Maddalena Casulana est la première compositrice qui publie de la musique sous son nom. Elle naît probablement à Vicence vers 1535. Elle se marie avec un Siennois de la famille des Casolani, sans doute au début des années 1550, et elle est très probablement présente lors du siège de la ville en 1554-1555, avec deux enfants en bas âge. Après avoir vécu à Rome avec son mari, un alchimiste qu’elle accuse de dilapider l’argent du ménage, elle se sépare de lui et se transfère en Vénétie. À Venise, elle se lie avec le comédien musicien Antonio Molino, à qui elle enseigne le contrepoint. En 1568, Casulana tente d’obtenir l’appui des Médicis pour intenter un procès contre son mari, dans l’espoir de récupérer sa dot.

C’est à Venise que Casulana publie ses premières œuvres : d’abord quelques madrigaux dans des anthologies en 1566 et 1567, puis son Primo libro de’ madrigali a quattro voci en 1568. Dans la dédicace de ce livre, adressée à Isabelle de Médicis, Casulana déclare vouloir révéler au monde « la vaine erreur des hommes, qui se croient maîtres des dons de l’intellect au point qu’il leur semble impossible de partager ces derniers avec les femmes ». Avec ce livre, Casulana réalise un double tour de force : elle est non seulement la première femme à publier de la musique à son nom, mais également l’une des premières autrices italiennes à prendre publiquement la défense de son sexe. Au XVIe siècle, le camp des philogynes est en effet presque exclusivement constitué d’hommes. Il faut attendre 1600, et la parution de deux traités par les Vénitiennes Moderata Fonte et Lucrezia Marinelli, pour voir les femmes entrer véritablement dans la bataille. Avant cette date, les prises de position publiques des femmes sont rares et Casulana figure parmi les plus précoces. Pointer les défauts des hommes était alors considéré comme malséant pour les femmes, et pendant des décennies, celles qui voulaient défendre leur sexe ne pouvaient le faire que par le truchement d’alliés masculins, à qui elles commanditaient des textes philogynes. C’est sans doute parce que la musique est à la marge des milieux lettrés que Casulana dispose d’une latitude suffisante pour signer de son nom de tels propos. Malgré sa position excentrée, elle est parfaitement familiarisée avec les procédés rhétoriques caractéristiques des discours philogynes, en particulier la place fondamentale conférée à l’exemplarité.
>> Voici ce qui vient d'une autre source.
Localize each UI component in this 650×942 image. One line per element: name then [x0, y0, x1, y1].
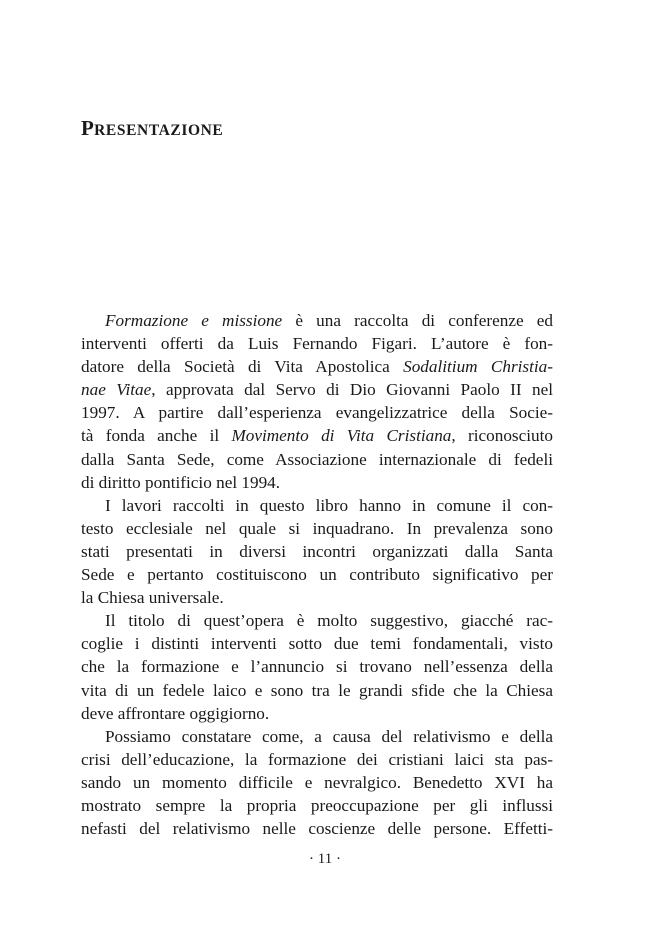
- body-text: [81, 309, 553, 840]
- text-line: [81, 586, 553, 609]
- text-run: 1997. A partire dall’esperienza evangelizzatrice della Socie-: [81, 403, 553, 423]
- text-run: nefasti del relativismo nelle coscienze delle persone. Effetti-: [81, 819, 553, 839]
- text-line: [81, 679, 553, 702]
- text-line: [81, 540, 553, 563]
- text-run: interventi offerti da Luis Fernando Figari. L’autore è fon-: [81, 334, 553, 354]
- text-run: mostrato sempre la propria preoccupazione per gli influssi: [81, 795, 553, 815]
- text-line: [81, 332, 553, 355]
- text-line: [81, 378, 553, 401]
- text-run: dalla Santa Sede, come Associazione internazionale di fedeli: [81, 449, 553, 469]
- text-run: Il titolo di quest’opera è molto suggestivo, giacché rac-: [105, 611, 553, 631]
- text-run: , approvata dal Servo di Dio Giovanni Paolo II nel: [151, 380, 553, 400]
- text-line: [81, 517, 553, 540]
- text-line: [81, 794, 553, 817]
- text-line: [81, 471, 553, 494]
- text-line: [81, 563, 553, 586]
- text-run: coglie i distinti interventi sotto due temi fondamentali, visto: [81, 634, 553, 654]
- text-run: Possiamo constatare come, a causa del relativismo e della: [105, 726, 553, 746]
- text-run: , riconosciuto: [451, 426, 553, 446]
- text-run: vita di un fedele laico e sono tra le grandi sfide che la Chiesa: [81, 680, 553, 700]
- text-line: [81, 309, 553, 332]
- text-run: di diritto pontificio nel 1994.: [81, 472, 281, 492]
- chapter-heading: [81, 116, 223, 141]
- italic-text: Sodalitium Christia-: [403, 357, 553, 377]
- text-run: sando un momento difficile e nevralgico. Benedetto XVI ha: [81, 772, 553, 792]
- text-line: [81, 424, 553, 447]
- text-line: [81, 748, 553, 771]
- text-run: la Chiesa universale.: [81, 588, 224, 608]
- italic-text: nae Vitae: [81, 380, 152, 400]
- page-number: · 11 ·: [309, 851, 341, 867]
- text-run: I lavori raccolti in questo libro hanno in comune il con-: [105, 495, 553, 515]
- text-run: deve affrontare oggigiorno.: [81, 703, 270, 723]
- text-line: [81, 817, 553, 840]
- text-run: è una raccolta di conferenze ed: [282, 311, 553, 330]
- text-line: [81, 655, 553, 678]
- text-run: crisi dell’educazione, la formazione dei cristiani laici sta pas-: [81, 749, 553, 769]
- text-line: [81, 355, 553, 378]
- text-run: tà fonda anche il: [81, 426, 232, 446]
- text-run: Sede e pertanto costituiscono un contributo significativo per: [81, 565, 553, 585]
- text-run: stati presentati in diversi incontri organizzati dalla Santa: [81, 541, 553, 561]
- heading-initial: P: [81, 116, 95, 140]
- text-line: [81, 494, 553, 517]
- text-line: [81, 771, 553, 794]
- text-run: datore della Società di Vita Apostolica: [81, 357, 404, 377]
- text-line: [81, 448, 553, 471]
- text-line: [81, 725, 553, 748]
- italic-text: Formazione e missione: [105, 311, 283, 330]
- text-run: testo ecclesiale nel quale si inquadrano. In prevalenza sono: [81, 518, 553, 538]
- text-line: [81, 609, 553, 632]
- text-line: [81, 401, 553, 424]
- text-line: [81, 702, 553, 725]
- text-line: [81, 632, 553, 655]
- text-run: che la formazione e l’annuncio si trovano nell’essenza della: [81, 657, 553, 677]
- heading-rest: RESENTAZIONE: [94, 122, 224, 139]
- italic-text: Movimento di Vita Cristiana: [231, 426, 452, 446]
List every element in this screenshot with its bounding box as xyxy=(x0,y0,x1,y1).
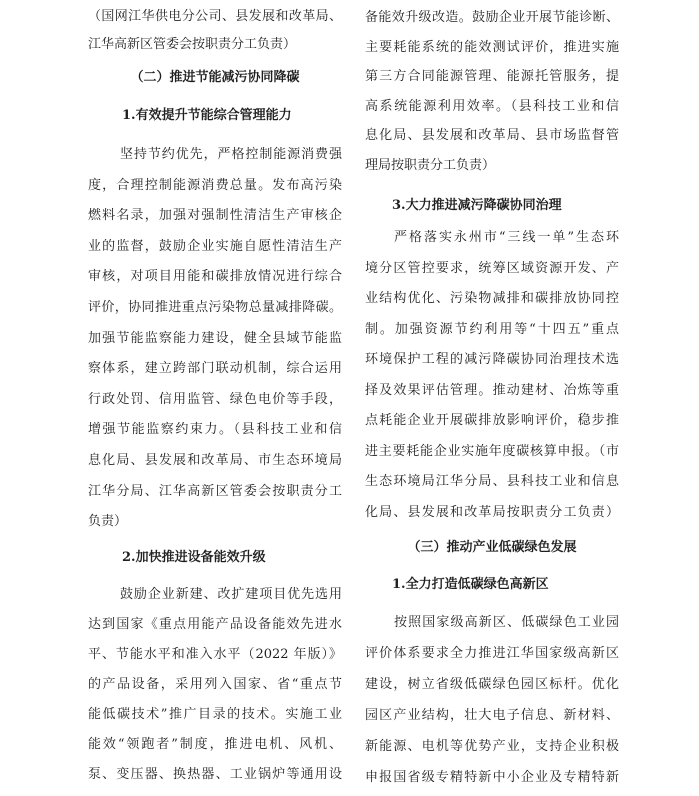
text-line: 业的监督，鼓励企业实施自愿性清洁生产 xyxy=(88,238,342,254)
text-line: 坚持节约优先，严格控制能源消费强 xyxy=(120,147,342,162)
text-line: 达到国家《重点用能产品设备能效先进水 xyxy=(88,616,342,632)
text-line: 江华分局、江华高新区管委会按职责分工 xyxy=(88,483,342,499)
text-line: 建设，树立省级低碳绿色园区标杆。优化 xyxy=(365,677,619,692)
text-line: 行政处罚、信用监管、绿色电价等手段， xyxy=(88,391,342,407)
text-line: 的产品设备，采用列入国家、省“重点节 xyxy=(88,676,342,692)
paragraph xyxy=(88,140,342,538)
text-line: 度，合理控制能源消费总量。发布高污染 xyxy=(88,177,342,193)
text-line: 第三方合同能源管理、能源托管服务，提 xyxy=(365,69,619,84)
text-line: 燃料名录，加强对强制性清洁生产审核企 xyxy=(88,208,342,224)
text-line: 评价，协同推进重点污染物总量减排降碳。 xyxy=(88,299,342,315)
item-title: 3.大力推进减污降碳协同治理 xyxy=(392,198,562,213)
right-column xyxy=(365,3,619,793)
text-line: 鼓励企业新建、改扩建项目优先选用 xyxy=(120,586,342,602)
text-line: 增强节能监察约束力。（县科技工业和信 xyxy=(88,422,342,438)
text-line: 境分区管控要求，统筹区域资源开发、产 xyxy=(365,260,619,276)
text-line: 备能效升级改造。鼓励企业开展节能诊断、 xyxy=(365,10,619,25)
text-line: 点耗能企业开展碳排放影响评价，稳步推 xyxy=(365,413,619,428)
paragraph xyxy=(365,223,619,528)
text-line: 环境保护工程的减污降碳协同治理技术选 xyxy=(365,352,619,367)
left-column xyxy=(88,3,342,790)
section-heading: （二）推进节能减污协同降碳 xyxy=(130,70,300,85)
item-title: 2.加快推进设备能效升级 xyxy=(122,549,266,565)
text-line: （国网江华供电分公司、县发展和改革局、 xyxy=(88,9,342,24)
item-title: 1.有效提升节能综合管理能力 xyxy=(122,108,292,123)
text-line: 理局按职责分工负责） xyxy=(365,157,496,173)
text-line: 择及效果评估管理。推动建材、冶炼等重 xyxy=(365,382,619,398)
text-line: 息化局、县发展和改革局、县市场监督管 xyxy=(365,128,619,143)
text-line: 按照国家级高新区、低碳绿色工业园 xyxy=(394,615,619,630)
text-line: 申报国省级专精特新中小企业及专精特新 xyxy=(365,770,619,785)
text-line: 息化局、县发展和改革局、市生态环境局 xyxy=(88,452,342,468)
text-line: 生态环境局江华分局、县科技工业和信息 xyxy=(365,474,619,489)
text-line: 高系统能源利用效率。（县科技工业和信 xyxy=(365,98,619,114)
text-line: 能低碳技术”推广目录的技术。实施工业 xyxy=(88,706,342,722)
text-line: 评价体系要求全力推进江华国家级高新区 xyxy=(365,646,619,661)
text-line: 审核，对项目用能和碳排放情况进行综合 xyxy=(88,269,342,285)
text-line: 化局、县发展和改革局按职责分工负责） xyxy=(365,504,619,520)
paragraph xyxy=(365,607,619,793)
text-line: 察体系，建立跨部门联动机制，综合运用 xyxy=(88,361,342,377)
text-line: 进主要耗能企业实施年度碳核算申报。（市 xyxy=(365,443,619,459)
text-line: 严格落实永州市“三线一单”生态环 xyxy=(394,230,619,245)
text-line: 江华高新区管委会按职责分工负责） xyxy=(88,37,297,52)
text-line: 泵、变压器、换热器、工业锅炉等通用设 xyxy=(88,766,342,782)
text-line: 新能源、电机等优势产业，支持企业积极 xyxy=(365,739,619,754)
text-line: 能效“领跑者”制度，推进电机、风机、 xyxy=(88,736,342,752)
text-line: 加强节能监察能力建设，健全县域节能监 xyxy=(88,330,342,346)
text-line: 主要耗能系统的能效测试评价，推进实施 xyxy=(365,39,619,55)
text-line: 制。加强资源节约利用等“十四五”重点 xyxy=(365,321,619,337)
continuation-text xyxy=(365,3,619,180)
section-heading: （三）推动产业低碳绿色发展 xyxy=(407,540,577,555)
text-line: 平、节能水平和准入水平（2022 年版）》 xyxy=(88,646,342,662)
text-line: 园区产业结构，壮大电子信息、新材料、 xyxy=(365,708,619,723)
item-title: 1.全力打造低碳绿色高新区 xyxy=(392,577,549,592)
continuation-text xyxy=(88,3,342,59)
paragraph xyxy=(88,580,342,790)
text-line: 负责） xyxy=(88,514,128,530)
text-line: 业结构优化、污染物减排和碳排放协同控 xyxy=(365,291,619,306)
Même si sa dédicace est empreinte d’une humilité de circonstance, elle n’en dément pas moins les vieux préjugés masculins à l’encontre du génie féminin, et, de façon plus subtile, s’érige en exemple pour que d’autres génies plus élevés (sous-entendu féminins) se joignent à la démonstration.
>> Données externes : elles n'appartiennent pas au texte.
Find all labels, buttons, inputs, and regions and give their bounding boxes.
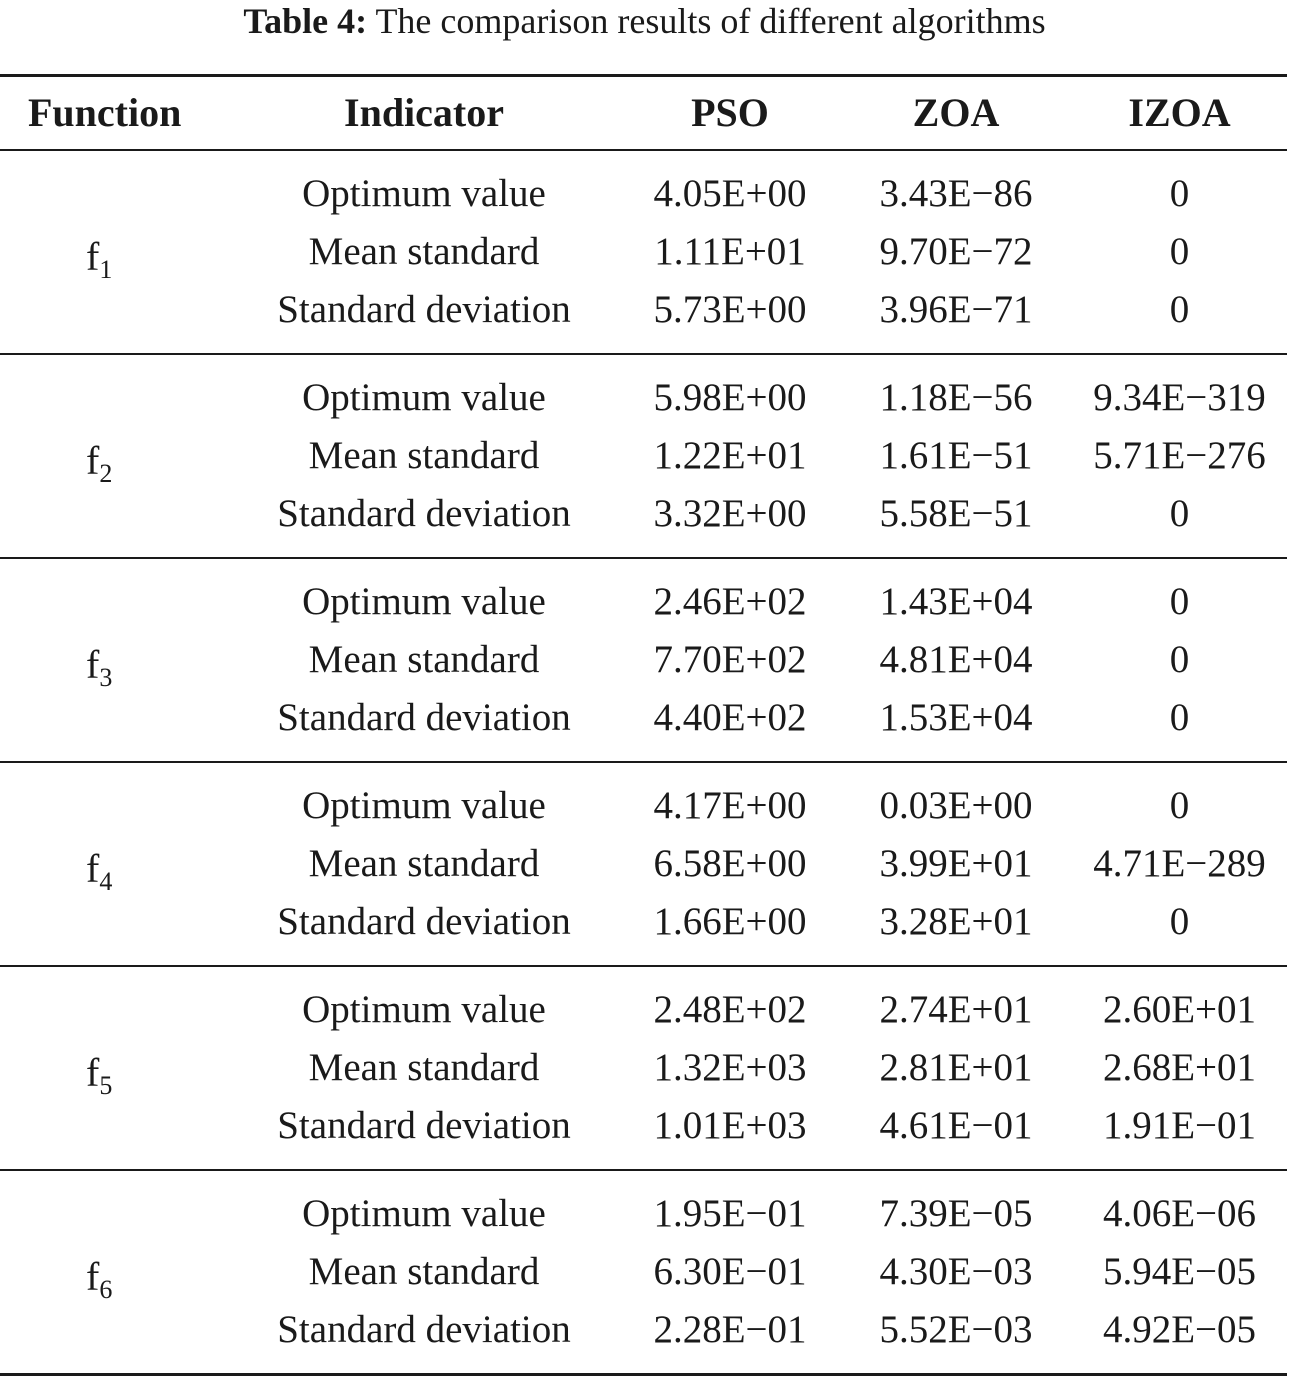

En 1570, Casulana publie son Secondo libro de’ madrigali a quattro voci, dédicacé à Antonio Londonio, une grande figure du mécénat musical milanais. La carrière de Casulana prend au même moment une tournure européenne : sa musique est jouée à Munich en 1568 ; en 1571-1572, elle réside quelques mois à Vienne, à la cour de l’empereur Maximilien II, avant de se rendre à la cour de France vers août 1572. Lorsque Casulana réapparaît au début des années 1580, c’est sous le nom de Maddalena Mezari, le patronyme de son deuxième époux. Il s’agit vraisemblablement d’un homme originaire de Brescia, qu’elle épouse à Vicence en 1579. En 1583, c’est à Brescia que l’imprimeur Vincenzo Sabbio réédite le Primo libro de’ madrigali a quattro voci de Casulana, à l’initiative des frères Tini, deux libraires également originaires de Brescia, actifs à Milan. En tant que chanteuse luthiste, Casulana se produit en divers lieux, à Pérouse, à l’Accademia Olimpica de Vicence, à Vérone, ville où elle séjourne quelque temps en 1583 chez Leonardo Montanaro. Elle fréquente alors le comte véronais Mario Bevilacqua, à qui elle dédicace son Primo libro de’  madrigali a cinque voci. Casulana publie deux recueils de madrigaux spirituels entre 1586 et 1591, qui n’ont pas été conservés. Il s’agit là des dernières traces connues de son existence. Un portrait de Casulana faisait autrefois partie de la collection de l’archiduc Ferdinand de Tyrol du château d’Ambras d’Innsbruck, mais il est aujourd’hui perdu.